The American Immigration Council does not endorse or oppose candidates for elected office. We aim to provide analysis regarding the implications of the election on the U.S. immigration system.

In a new and fatally flawed report, the Center for Immigration Studies (CIS) attempts to blame immigrants for virtually any unemployment among less-educated native-born workers anywhere in the United States, in both good economic times and bad. The report, entitled From Bad to Worse, deluges the reader with data from 2007 and 2010 on employment and unemployment among native-born and foreign-born workers, and then insinuates from this—without providing any evidence—that immigrant workers simply must be taking jobs away from the native-born. Specifically, the report juxtaposes the “estimated seven to eight million illegal immigrants holding jobs” in the United States with the millions of less-educated native-born Americans who are now out of work, or who were out of work before the recession, and concludes that “if the United States were to enforce immigration laws and encourage illegal immigrants to return home, we would seem to have an adequate supply of less-educated natives to replace” them.

This is typical of the CIS approach to virtually every topic: start with a data dump illustrating the seemingly dire plight of the native-born, and then rely upon empirically unsupported rhetoric to blame immigrants for the problem. It is the approach CIS used earlier this year to incorrectly explain teen unemployment, for instance, as well as the approach adopted in its last report scapegoating immigrants for the unemployment experienced by less-educated workers in the midst of a recession. As with its predecessors, this latest CIS report on immigration and unemployment overlooks a few salient points:

  • Foreign-born workers tend to complement, rather than compete with, native-born workers. As a new report from the Federal Reserve Bank of San Francisco points out, “immigrants expand the U.S. economy’s productive capacity, stimulate investment, and promote specialization that in the long run boosts productivity,” and “there is no evidence that these effects take place at the expense of jobs for workers born in the United States.” Among “less-educated workers, those born in the United States tend to have jobs in manufacturing or mining, while immigrants tend to have jobs in personal services and agriculture.” Moreover, even “within industries and specific businesses, immigrants and U.S.-born workers tend to specialize in different job tasks,” with native-born workers taking higher-paid jobs that require better English-language skills than many immigrant workers possess.
  • Native-born and foreign-born workers tend to live in different places. According to a recent report from the Congressional Budget Office, 62.5% of foreign-born workers lived in six states as of 2009: California, New York, Florida, Texas, New Jersey, and Illinois. In contrast, 66.2 percent of native-born workers lived in the other 44 states. Many unemployed natives would have to travel half way across the country to reach the low-wage jobs currently held by unauthorized immigrants.
  • Workers are also consumers who create jobs. Removing millions of unauthorized workers from the country also means removing millions of unauthorized consumers and the jobs they support through their purchasing power. If all the unauthorized consumers in the United States disappeared, many businesses that depend heavily upon their purchases would go under and the U.S. economy would lose jobs overall.
  • Enforcement-only “solutions” to unauthorized immigration have been tried—and failed. The federal government has been attempting for at least a decade and a half, in the words of the CIS report, “to enforce immigration laws and encourage illegal immigrants to return home,” but without success. Tens of billions of dollars have been spent on immigration enforcement at the border and in the interior of the country, the error-prone “E-Verify” electronic employment-verification system has been dramatically expanded, and state and local police have been enlisted as immigration-enforcement agents. Yet none of these measures has had a significant impact on the number of unauthorized immigrants living in the United States. In fact, the only thing that has slowed unauthorized immigration in recent years is the shrinking of the U.S. job market as a result of the current recession.

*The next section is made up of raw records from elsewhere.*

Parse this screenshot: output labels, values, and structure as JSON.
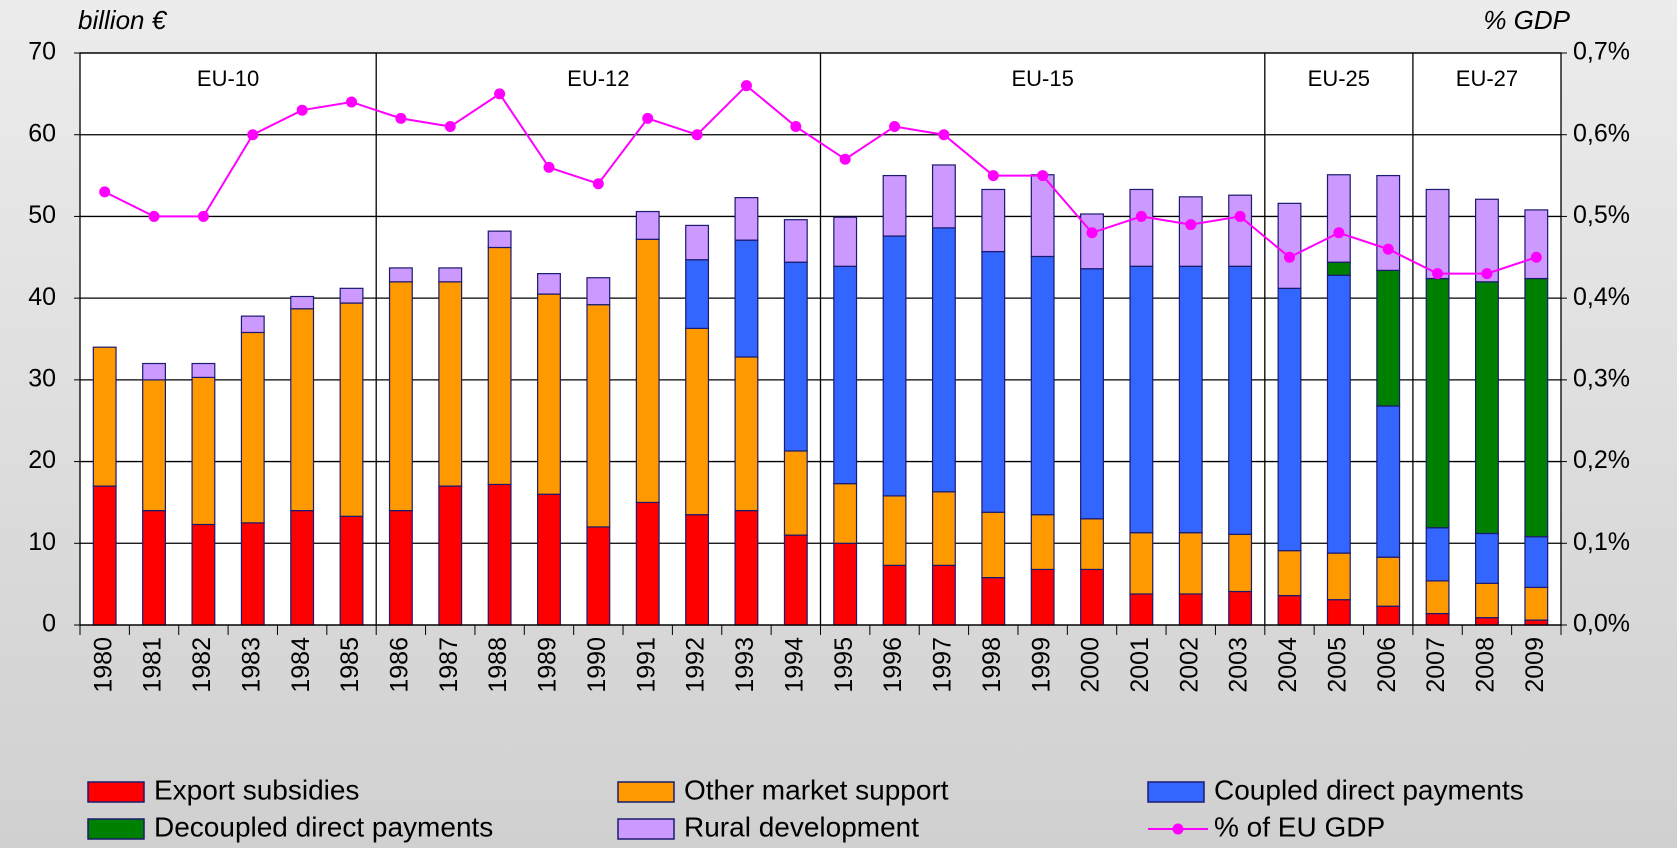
{
  "chart_data": {
    "type": "bar",
    "stacked": true,
    "y_axis_label": "billion €",
    "y2_axis_label": "% GDP",
    "categories": [
      "1980",
      "1981",
      "1982",
      "1983",
      "1984",
      "1985",
      "1986",
      "1987",
      "1988",
      "1989",
      "1990",
      "1991",
      "1992",
      "1993",
      "1994",
      "1995",
      "1996",
      "1997",
      "1998",
      "1999",
      "2000",
      "2001",
      "2002",
      "2003",
      "2004",
      "2005",
      "2006",
      "2007",
      "2008",
      "2009"
    ],
    "periods": [
      {
        "label": "EU-10",
        "start": "1980",
        "end": "1985"
      },
      {
        "label": "EU-12",
        "start": "1986",
        "end": "1994"
      },
      {
        "label": "EU-15",
        "start": "1995",
        "end": "2003"
      },
      {
        "label": "EU-25",
        "start": "2004",
        "end": "2006"
      },
      {
        "label": "EU-27",
        "start": "2007",
        "end": "2009"
      }
    ],
    "series": [
      {
        "name": "Export subsidies",
        "color": "#ff0000",
        "values": [
          17,
          14,
          12.3,
          12.5,
          14,
          13.3,
          14,
          17,
          17.2,
          16,
          12,
          15,
          13.5,
          14,
          11,
          10,
          7.3,
          7.3,
          5.8,
          6.8,
          6.8,
          3.8,
          3.8,
          4.1,
          3.6,
          3.1,
          2.3,
          1.4,
          0.9,
          0.6
        ]
      },
      {
        "name": "Other market support",
        "color": "#ff9900",
        "values": [
          17,
          16,
          18,
          23.3,
          24.7,
          26.1,
          28,
          25,
          29,
          24.5,
          27.2,
          32.2,
          22.8,
          18.8,
          10.3,
          7.3,
          8.5,
          9,
          8,
          6.7,
          6.2,
          7.5,
          7.5,
          7,
          5.5,
          5.7,
          6,
          4,
          4.2,
          4
        ]
      },
      {
        "name": "Coupled direct payments",
        "color": "#3366ff",
        "values": [
          0,
          0,
          0,
          0,
          0,
          0,
          0,
          0,
          0,
          0,
          0,
          0,
          8.4,
          14.3,
          23.1,
          26.6,
          31.8,
          32.3,
          31.9,
          31.6,
          30.6,
          32.6,
          32.6,
          32.8,
          32.1,
          34,
          18.5,
          6.5,
          6.1,
          6.2
        ]
      },
      {
        "name": "Decoupled direct payments",
        "color": "#008000",
        "values": [
          0,
          0,
          0,
          0,
          0,
          0,
          0,
          0,
          0,
          0,
          0,
          0,
          0,
          0,
          0,
          0,
          0,
          0,
          0,
          0,
          0,
          0,
          0,
          0,
          0,
          1.6,
          16.6,
          30.5,
          30.8,
          31.6
        ]
      },
      {
        "name": "Rural development",
        "color": "#cc99ff",
        "values": [
          0,
          2,
          1.7,
          2,
          1.5,
          1.8,
          1.7,
          1.7,
          2,
          2.5,
          3.3,
          3.4,
          4.2,
          5.2,
          5.2,
          6,
          7.4,
          7.7,
          7.6,
          10,
          6.7,
          9.4,
          8.5,
          8.7,
          10.4,
          10.7,
          11.6,
          10.9,
          10.1,
          8.4
        ]
      },
      {
        "name": "% of EU GDP",
        "color": "#ff00ff",
        "type": "line",
        "axis": "y2",
        "values": [
          0.53,
          0.5,
          0.5,
          0.6,
          0.63,
          0.64,
          0.62,
          0.61,
          0.65,
          0.56,
          0.54,
          0.62,
          0.6,
          0.66,
          0.61,
          0.57,
          0.61,
          0.6,
          0.55,
          0.55,
          0.48,
          0.5,
          0.49,
          0.5,
          0.45,
          0.48,
          0.46,
          0.43,
          0.43,
          0.45
        ]
      }
    ],
    "ylim": [
      0,
      70
    ],
    "yticks": [
      0,
      10,
      20,
      30,
      40,
      50,
      60,
      70
    ],
    "y2lim": [
      0,
      0.7
    ],
    "y2ticks": [
      {
        "value": 0,
        "label": "0,0%"
      },
      {
        "value": 0.1,
        "label": "0,1%"
      },
      {
        "value": 0.2,
        "label": "0,2%"
      },
      {
        "value": 0.3,
        "label": "0,3%"
      },
      {
        "value": 0.4,
        "label": "0,4%"
      },
      {
        "value": 0.5,
        "label": "0,5%"
      },
      {
        "value": 0.6,
        "label": "0,6%"
      },
      {
        "value": 0.7,
        "label": "0,7%"
      }
    ],
    "grid": true
  }
}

While the CIS report contains an impressive number of tables and statistics, it comes up a tad short in terms of analysis. Most strikingly, the report perpetuates the economically flawed argument that every job held by an immigrant is a job lost by a native-born worker. In addition, CIS calls for more immigration enforcement as a means of curbing unauthorized immigration, but without mentioning that the federal government has been unsuccessfully trying to do just that for well over 15 years. In the final analysis, this latest offering from CIS provides no useful guide for reforming the broken U.S. immigration system or rejuvenating the beleaguered U.S. economy.